- VIVAnews/Nurcholis Anhari Lubis
VIVAnews - Badan Kebijakan Fiskal Kementerian Keuangan menyatakan, pelemahan nilai tukar rupiah belakangan ini merupakan kondisi sesaat. Sebab, investor dunia sedang panik menghadapi ketidakpastian ekonomi di beberapa negara maju.
"Ya, mudah-mudahan ini kondisi sesaat, karena investor dunia sedang panik menghadapi ketidakpastian ekonomi di beberapa negara maju," kata Pelaksana Tugas Kepala Badan Kebijakan Fiskal Kementerian Keuangan, Bambang Brodjonegoro saat ditemui di Gedung MPR/DPR, Jakarta, Rabu 21 September 2011.
Namun, Bambang menekankan, jika kondisi Eropa melemah, Indonesia sebaiknya harus menunjukkan fundamental ekonomi yang kuat. "Ya, yang paling penting kita harus menunjukkan bahwa fundamental ekonomi kita kuat," ujarnya.
Dia juga menuturkan, misalnya rupiah melemah terus dan kembali mencapai level Rp9.000 itu tak perlu dikhawatirkan. Sebab, sebelumnya rupiah pernah menembus level itu.
Menurut Bambang, melemahnya rupiah ini masih sulit ditebak dampaknya kepada laju perekonomian Indonesia. "Ya, susah ditebak. Sebab, ini sudah masuk pada ketidakpastian investor. Kita susah tebak, karena tergantung bagaimana sentimen dari ekonomi globalnya sendiri," katanya.
Ia melanjutkan, begitu pula akibat dampak melemahnya rupiah tersebut terhadap anggaran belanja negara. Sebab, pelemahan itu masih dalam hitungan hari.
"Jadi, belum dong. Ini kan kondisi sehari dan kita kan mengambilnya rata-rata setahun. Rata-rata setahun kita dulu kalau tidak salah sih APBN-P Rp8.800. Tentunya, dengan rupiah saat ini di kisaran Rp8.500-8600 masih dalam jangkauan. Paling tidak, kita melihat sampai akhir tahun," ujarnya.
Bagi Bambang, melemahnya rupiah saat ini merupakan salah satu dinamika pasar dan diharapkan Bank Indonesia terus memantau permasalahan tersebut. "Ini merupakan salah satu dinamika pasar dan tentunya BI akan terus memantau," katanya.

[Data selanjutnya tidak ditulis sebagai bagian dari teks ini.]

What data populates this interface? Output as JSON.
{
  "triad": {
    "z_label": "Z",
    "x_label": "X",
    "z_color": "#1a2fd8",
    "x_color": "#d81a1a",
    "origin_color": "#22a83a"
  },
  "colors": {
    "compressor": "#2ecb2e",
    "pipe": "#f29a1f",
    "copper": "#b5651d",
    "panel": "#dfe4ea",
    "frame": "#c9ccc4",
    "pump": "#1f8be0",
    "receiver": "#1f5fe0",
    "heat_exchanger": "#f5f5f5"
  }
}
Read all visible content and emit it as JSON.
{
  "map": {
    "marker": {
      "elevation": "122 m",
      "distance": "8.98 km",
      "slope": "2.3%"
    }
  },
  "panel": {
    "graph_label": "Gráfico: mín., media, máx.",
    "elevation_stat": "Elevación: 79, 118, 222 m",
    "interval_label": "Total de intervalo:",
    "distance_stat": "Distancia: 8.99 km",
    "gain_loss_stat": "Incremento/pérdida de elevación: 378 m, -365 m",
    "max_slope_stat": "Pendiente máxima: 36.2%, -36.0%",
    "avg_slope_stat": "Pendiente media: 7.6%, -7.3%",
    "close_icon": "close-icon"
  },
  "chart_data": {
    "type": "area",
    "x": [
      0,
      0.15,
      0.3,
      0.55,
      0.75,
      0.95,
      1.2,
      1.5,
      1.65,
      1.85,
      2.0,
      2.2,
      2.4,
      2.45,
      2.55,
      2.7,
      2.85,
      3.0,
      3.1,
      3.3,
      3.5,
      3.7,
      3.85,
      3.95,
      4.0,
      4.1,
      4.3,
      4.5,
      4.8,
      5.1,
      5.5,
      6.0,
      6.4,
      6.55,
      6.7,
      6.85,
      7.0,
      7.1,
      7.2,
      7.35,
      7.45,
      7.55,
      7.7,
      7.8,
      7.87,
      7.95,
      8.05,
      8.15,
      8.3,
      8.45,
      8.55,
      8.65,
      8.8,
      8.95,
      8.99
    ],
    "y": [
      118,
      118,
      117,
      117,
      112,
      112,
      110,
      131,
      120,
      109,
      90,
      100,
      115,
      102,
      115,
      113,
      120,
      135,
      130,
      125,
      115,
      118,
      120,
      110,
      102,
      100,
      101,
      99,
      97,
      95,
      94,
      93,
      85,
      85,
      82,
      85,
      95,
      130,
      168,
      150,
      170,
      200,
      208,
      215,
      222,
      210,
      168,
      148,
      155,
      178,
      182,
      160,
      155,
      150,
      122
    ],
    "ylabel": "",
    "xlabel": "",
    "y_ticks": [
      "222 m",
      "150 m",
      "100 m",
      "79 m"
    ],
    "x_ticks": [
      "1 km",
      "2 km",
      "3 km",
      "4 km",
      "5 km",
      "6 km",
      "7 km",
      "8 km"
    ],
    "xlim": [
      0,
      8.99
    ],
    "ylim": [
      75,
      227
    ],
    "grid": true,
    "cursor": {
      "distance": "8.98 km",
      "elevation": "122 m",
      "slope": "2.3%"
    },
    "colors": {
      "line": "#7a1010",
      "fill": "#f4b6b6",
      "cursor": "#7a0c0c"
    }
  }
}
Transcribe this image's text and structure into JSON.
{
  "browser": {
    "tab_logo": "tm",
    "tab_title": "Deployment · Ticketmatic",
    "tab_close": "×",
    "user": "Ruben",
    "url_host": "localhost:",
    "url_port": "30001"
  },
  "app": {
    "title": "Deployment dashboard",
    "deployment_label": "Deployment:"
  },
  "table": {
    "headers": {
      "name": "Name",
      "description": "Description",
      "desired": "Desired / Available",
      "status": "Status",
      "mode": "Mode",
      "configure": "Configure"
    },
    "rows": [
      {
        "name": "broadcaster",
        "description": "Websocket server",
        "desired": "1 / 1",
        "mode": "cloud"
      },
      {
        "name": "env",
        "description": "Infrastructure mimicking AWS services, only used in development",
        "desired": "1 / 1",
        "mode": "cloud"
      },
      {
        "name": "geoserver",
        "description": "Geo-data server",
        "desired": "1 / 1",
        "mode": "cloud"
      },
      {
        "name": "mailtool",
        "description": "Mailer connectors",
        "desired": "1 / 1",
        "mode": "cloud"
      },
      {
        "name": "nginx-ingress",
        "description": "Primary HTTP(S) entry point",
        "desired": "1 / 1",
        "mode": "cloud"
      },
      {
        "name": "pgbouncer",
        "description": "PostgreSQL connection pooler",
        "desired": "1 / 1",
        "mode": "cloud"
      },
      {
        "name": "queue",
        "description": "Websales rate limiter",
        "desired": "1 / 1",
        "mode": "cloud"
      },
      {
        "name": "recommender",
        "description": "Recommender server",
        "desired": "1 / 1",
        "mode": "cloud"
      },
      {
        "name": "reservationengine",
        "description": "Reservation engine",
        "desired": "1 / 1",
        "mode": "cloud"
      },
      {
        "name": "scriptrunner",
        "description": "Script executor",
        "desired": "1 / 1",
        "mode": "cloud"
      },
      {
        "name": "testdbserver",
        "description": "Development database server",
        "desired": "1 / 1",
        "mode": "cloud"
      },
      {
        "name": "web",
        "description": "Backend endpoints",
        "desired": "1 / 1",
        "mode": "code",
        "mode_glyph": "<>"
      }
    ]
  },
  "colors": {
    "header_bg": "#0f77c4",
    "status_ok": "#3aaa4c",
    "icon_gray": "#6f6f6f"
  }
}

Ia menambahkan, pihaknya akan berkoordinasi dengan BI. "Artinya, apa yang BI lakukan agar diinformasikan kepada kita. Demikian juga kita melaporkan apa yang terjadi di pasar saham, di pasar surat utang. Mereka melaporkan yang terjadi di pasar uang," tutur Bambang.
Sebelumnya, Deputi Gubernur Bank Indonesia Hartadi A Sarwono mengatakan pelemahan rupiah akibat sentimen negatif ekonomi global yang dipicu kekhawatiran memburuknya penangan krisis di Eropa. Dalam kondisi itu, Bank Indonesia mencatat beberapa investor asing strategis justru menuju Indonesia.
Memang, menurut Hartadi, kondisi itu memberikan tekanan keluarnya investor asing jangka pendek dan melakukan aksi ambil untung. Namun, untuk investor stragis, mereka masih memilih menempatkan dananya di Indonesia karena prospek ke depan yang baik.
"BI bahkan menandai masuknya beberapa investor strategis baru ke pasar keuangan Indonesia," ujarnya kepada VIVAnews.com.